Geçen hafta nihayet buradaki madene gittik. Yanımda gene vali, Çubuk ve tanımadığım birkaç kişi daha vardı. Yolda gnolle rastlamadık; hem ne yalan söyleyeyim bende gnoll gözleyecek kafa yoktu. Maden için vaktiyle açtıkları yol zaman içinde kapanmış, at arabasıyla zorlana zorlana çıktık. Bir yerde kaya yığını vardı; ittirip uçuruma yuvarladık ama ikincisi yolumuzu kesti. Yanımda insan şeyler değil de bizim klandan heybetli birkaç cüce olsaydı hakkından gelirdik ama yanımdakilerin cılız kolları güven vermedi.

Madeni iyi planlamışlar; bina yapımına uygun kayalar gene vardı ama daha ziyadesi demir toplulukları gördüm. Demirin olduğu yerde mücevher de olur ama bunu yüksek sesle dile getirmeyeyim dedim.

Madeni ayrıntılı bir fasılla anlatmayacağım; bizim klandakilerin sakalı seğirsin, buraya doğru hafiften yola çıksınlar, bilsinler istemem. Gerçi bizimkine denk olacak bir maden değil gene de ama Markstraplar maden iştahları ile meşhurdur.
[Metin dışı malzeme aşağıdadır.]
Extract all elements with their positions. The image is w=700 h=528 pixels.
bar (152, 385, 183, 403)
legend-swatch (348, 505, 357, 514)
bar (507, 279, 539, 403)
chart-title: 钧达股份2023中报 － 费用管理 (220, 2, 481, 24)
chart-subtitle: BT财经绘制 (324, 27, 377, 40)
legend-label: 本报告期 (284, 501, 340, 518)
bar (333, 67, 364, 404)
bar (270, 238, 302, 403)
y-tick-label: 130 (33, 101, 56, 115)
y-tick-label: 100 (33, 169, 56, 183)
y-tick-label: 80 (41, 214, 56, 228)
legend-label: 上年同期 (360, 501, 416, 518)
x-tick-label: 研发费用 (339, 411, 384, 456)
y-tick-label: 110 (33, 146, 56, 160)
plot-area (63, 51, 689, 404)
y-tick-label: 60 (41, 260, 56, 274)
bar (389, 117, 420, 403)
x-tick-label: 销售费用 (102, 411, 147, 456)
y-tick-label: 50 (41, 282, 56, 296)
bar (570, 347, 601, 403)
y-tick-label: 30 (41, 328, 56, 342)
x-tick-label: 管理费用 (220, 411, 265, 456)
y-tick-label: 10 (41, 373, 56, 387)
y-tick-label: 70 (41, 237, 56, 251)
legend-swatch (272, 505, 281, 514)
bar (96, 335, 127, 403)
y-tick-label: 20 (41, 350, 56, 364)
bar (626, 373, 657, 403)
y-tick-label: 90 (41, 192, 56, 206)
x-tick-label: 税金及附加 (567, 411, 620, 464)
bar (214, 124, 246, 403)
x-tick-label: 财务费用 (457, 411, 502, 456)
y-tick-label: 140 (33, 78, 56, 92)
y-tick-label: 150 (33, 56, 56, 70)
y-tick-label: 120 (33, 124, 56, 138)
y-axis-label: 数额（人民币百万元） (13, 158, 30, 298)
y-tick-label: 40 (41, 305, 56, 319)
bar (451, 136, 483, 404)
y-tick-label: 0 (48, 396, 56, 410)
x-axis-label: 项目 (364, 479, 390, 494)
Ne demiş klan atalarımız; uyuyan devi dürtme. Ya da çamur zeminden dağda kazı yapılmaz. Ya da boşluğa balta fırlatıp kaybettim diye ağlanmaz. İçkisinin köpüğü bol olsun hep annemin lafları bunlar.

Madende peşimdekilerle birlikte keşfe başlayıp az birkaç kat eksilere indik. Normalde daha hızlı keşif yapılırdı ama insan şeyler kapalı kalmayı sevmiyor. Bir de sağda solda tuzaklar vardı, eşeklik edip bir tanesine düştüm. Etraftan gelen seslere de huylandık; bir ara gruptan iki kişiye büyükçe bir örümcek saldırdı. Örümceğin hakkından gelip yola devam ettik.

Tam en dikkat çekici birkaç şeyin olduğu bir alanda ilerliyorduk ki üstümüze taş, dart attılar. Bir tane dart Çubuk’a denk geldi, bunu bayılttı. Epeycene de toz kalktığı için grup birbirini kaybetti. Ben valinin koluna yanaşıp bunu geri yola soktum.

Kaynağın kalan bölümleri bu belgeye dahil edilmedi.